New types of deployment technologies have made this type of operating system-specific knowledge less important. If you deploy an application inside a container, for example, it will be abstracted away from the host server in many respects, and will typically work the same regardless of which Linux distribution is hosting it. At the same time, the pace of evolution of Windows has slowed down over the past decade, reducing the number of different Windows flavors that developers might have to cater to. Plus, in the age of SaaS, local end user environment configurations matter less and less overall.

Operating system differences certainly still matter in some cases. But, depending on the type of application you are writing, they may not matter for your work. That is a big change from the past.

5. Software packaging

Just as new deployment technologies have made applications more OS-agnostic, they have also reduced the importance of learning different methods for packaging applications.

Today, preparing an application for deployment is often as simple as wrapping some files inside a Docker image, uploading it to a container registry and calling it a day. Or perhaps you just bake the application into a virtual machine image and give that to your users to deploy in the cloud. In many cases, you no longer have to worry about building multiple .deb or .rpm files on Linux (and making sure to configure the various branches of your dependency trees correctly), or .exe files on Windows.

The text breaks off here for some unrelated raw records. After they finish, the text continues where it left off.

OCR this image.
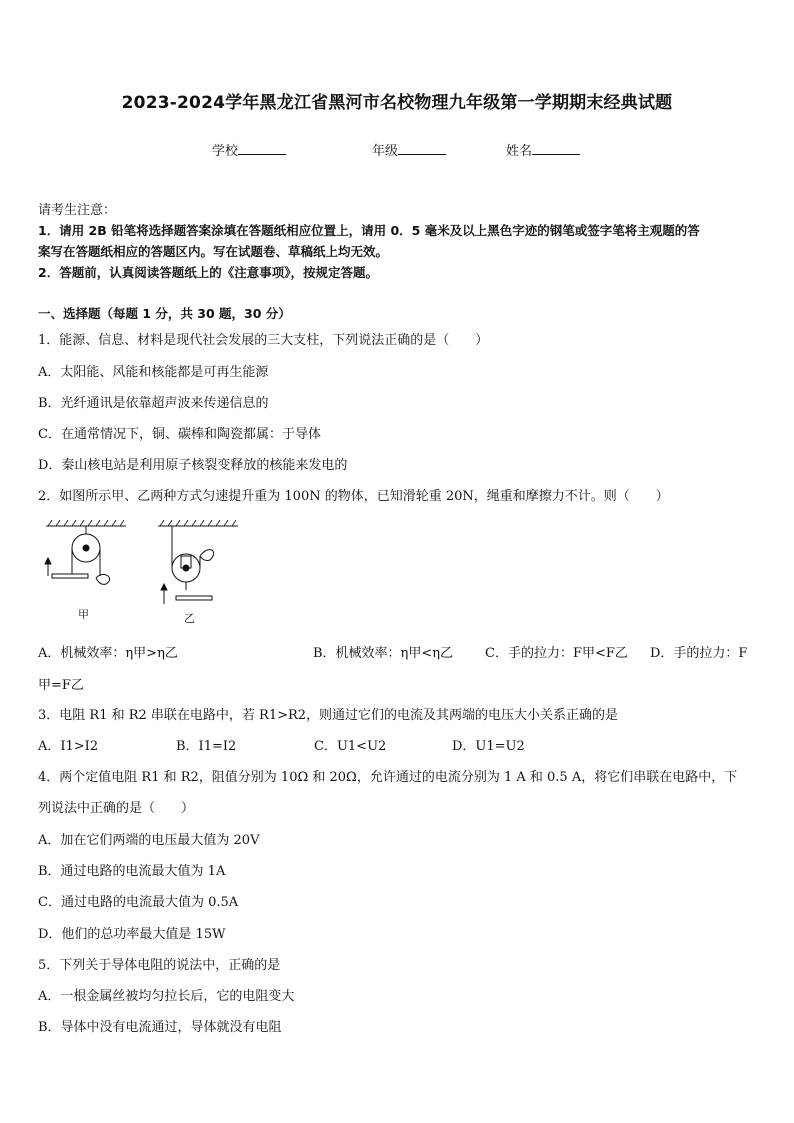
2023-2024学年黑龙江省黑河市名校物理九年级第一学期期末经典试题
学校	年级	姓名
请考生注意：
1．请用 2B 铅笔将选择题答案涂填在答题纸相应位置上，请用 0．5 毫米及以上黑色字迹的钢笔或签字笔将主观题的答
案写在答题纸相应的答题区内。写在试题卷、草稿纸上均无效。
2．答题前，认真阅读答题纸上的《注意事项》，按规定答题。
一、选择题（每题 1 分，共 30 题，30 分）
1．能源、信息、材料是现代社会发展的三大支柱，下列说法正确的是（　　）
A．太阳能、风能和核能都是可再生能源
B．光纤通讯是依靠超声波来传递信息的
C．在通常情况下，铜、碳棒和陶瓷都属：于导体
D．秦山核电站是利用原子核裂变释放的核能来发电的
2．如图所示甲、乙两种方式匀速提升重为 100N 的物体，已知滑轮重 20N，绳重和摩擦力不计。则（　　）
甲	乙
A．机械效率：η甲>η乙	B．机械效率：η甲<η乙 C．手的拉力：F甲<F乙 D．手的拉力：F
甲=F乙
3．电阻 R1 和 R2 串联在电路中，若 R1>R2，则通过它们的电流及其两端的电压大小关系正确的是
A．I1>I2	B．I1=I2	C．U1<U2	D．U1=U2
4．两个定值电阻 R1 和 R2，阻值分别为 10Ω 和 20Ω，允许通过的电流分别为 1 A 和 0.5 A，将它们串联在电路中，下
列说法中正确的是（　　）
A．加在它们两端的电压最大值为 20V
B．通过电路的电流最大值为 1A
C．通过电路的电流最大值为 0.5A
D．他们的总功率最大值是 15W
5．下列关于导体电阻的说法中，正确的是
A．一根金属丝被均匀拉长后，它的电阻变大
B．导体中没有电流通过，导体就没有电阻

Sure, packaging is still important for many developers. But for many, there are fewer types of packages to have to think about. In addition, building the packages that we use today, like Docker images, is arguably simpler.

Conclusion

If you learned to code 10 or 20 years ago--or, in some cases, even in just the past several years, before the container and cloud revolutions had fully taken off--the skills and strategies you learned may now no longer apply as you evolve your development career plan. So, before investing your time in learning to master a specific skill, step back and ask yourself if it's really an area of expertise that is in demand among the modern generation of developers.